В Христов день Стефани решила пойти в церковь. Отыскала дома шляпку, чтобы соблюсти формальности: кругленькую, темно-синего бархата, с вуалькой. В шляпке, под пляшущим багряным кружком зонта, твердо проложила путь по скользкой траве меж надгробий.
Не будь Дэниела, она, наверное, все равно бы пошла. Захотела бы порадовать Фелисити, побыть частью праздника. Ей нравились нарядные этапы прохождения года. В прошлые Пасхи она красила яйца пунцовой кошенилью и луковым золотом. Ездила в горняцкие деревушки, где в верхнем этаже пабов на раздвижных столах красовались корзинки с яйцами. Как только их не красили! Завязывали перед варкой в линючие тряпицы. Варили в подкрашенной воде, завернув в лист папоротника или вязаную салфетку. Кипятили вместе с яркими носками и старыми галстуками. Наведя воском рисунок, опускали в свекольный отвар и в синий отвар горечавки. Билл любил этот обычай, но на выстрел не подходил к церкви. Стефани принимала и то и другое.
Но в этом году было иначе, она была зла на Дэниела. Хотела посмотреть на него там, в церкви. В его церкви.
Он обидел ее. Огромной, Богу посвященной головой ткнулся ей меж колен и дрожал. Открыл ей свою страсть и прогнал, велел забыть. Затянул ее в чайный политес, в мертвые сказки, в церемонии, сделал так, будто она крутит динамо, дразнит и не дает. Теперь он увидит ее в церкви и убедится в ее добропорядочности. Она увидит его и поймет, что все это смехотворно, и отряхнет прах тут же, за церковным порогом.
Девочка из ее четвертого класса протянула ей молитвенник. Стефани села сзади, прислонившись к колонне. Вошла мисс Уэллс. Шифон разных оттенков розы волнисто веял за ее круглой шляпой, потрепанной бабочкой трепетал на груди, выглядывал меж пуговиц серого габардинового пальто. Следом за ней вошли двое: Маркус и молодой мужчина, смутно знакомый Стефани. Вспомнила: это тот забавный биолог из Блесфорд-Райд, что на рождественской вечеринке в школе все приглашал ее танцевать и оставил отпечатки потных ладоней на спинке ее бледного вечернего платья. Симмонс с улыбкой отвесил общий поклон и подвел Маркуса к скамье: не то наседка с цыпленком, не то гофмейстер при юном принце. Стефани с изумлением увидела, что оба преклонили колена и перекрестились. Что это? И давно они так? Маркус, кажется, ее не заметил. Впрочем, тут ничего нового не было.

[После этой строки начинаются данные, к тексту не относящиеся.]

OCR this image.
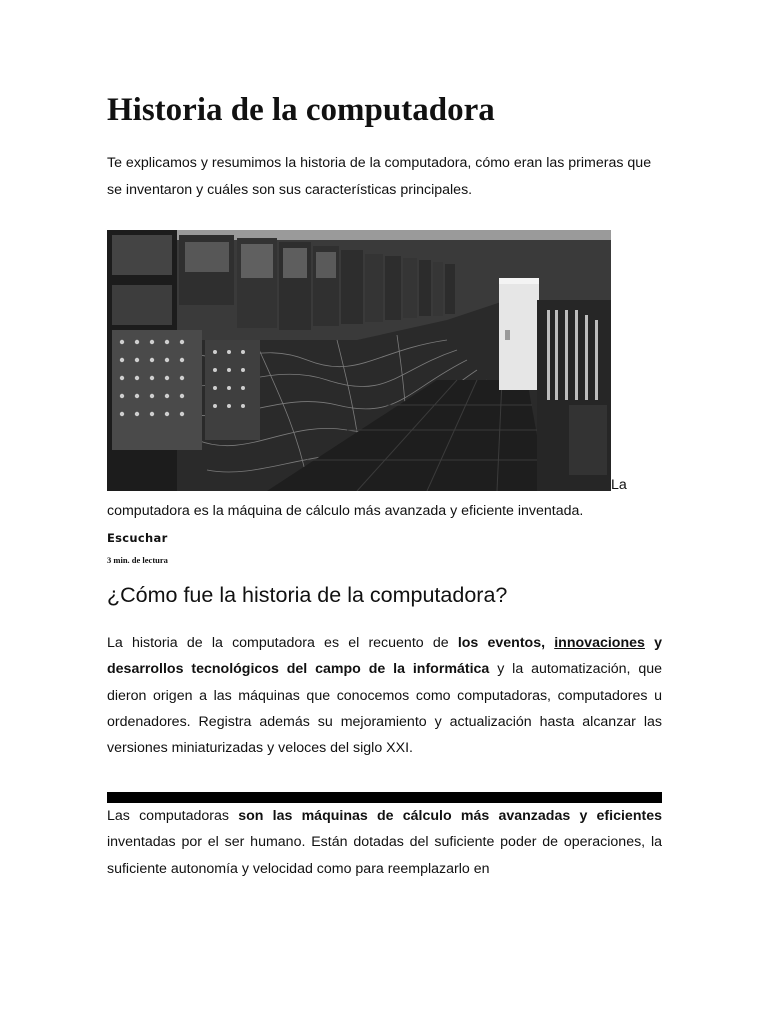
Historia de la computadora

Te explicamos y resumimos la historia de la computadora, cómo eran las primeras que se inventaron y cuáles son sus características principales.

La
computadora es la máquina de cálculo más avanzada y eficiente inventada.
Escuchar
3 min. de lectura
¿Cómo fue la historia de la computadora?

La historia de la computadora es el recuento de los eventos, innovaciones y desarrollos tecnológicos del campo de la informática y la automatización, que dieron origen a las máquinas que conocemos como computadoras, computadores u ordenadores. Registra además su mejoramiento y actualización hasta alcanzar las versiones miniaturizadas y veloces del siglo XXI.

Las computadoras son las máquinas de cálculo más avanzadas y eficientes inventadas por el ser humano. Están dotadas del suficiente poder de operaciones, la suficiente autonomía y velocidad como para reemplazarlo en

Орган засипел, забрался мелодией в высоту и с высоты рухнул. Вошел хор, кто маршем, кто шаркая. Пели резковато, но все смягчил густой, недвижный воздух в сводчатых провалах потолка. С хором вошел грузный пастырь – Дэниел в белом стихаре поверх сутаны. Процессию замыкал мистер Элленби, собиравшийся проповедовать перед сбором денег.
Дэниел не разделял ликования хора. Сдвинув черные брови, он шагал словно на покаянное богослужение. Стефани различала его голос среди остальных: грубоватый бас, верный, но неслиянный. Дэниел, казалось, видел свою задачу в том, чтобы держать для остальных какой-то тяжелый, угрюмый ритм. Сама Стефани петь и не пыталась.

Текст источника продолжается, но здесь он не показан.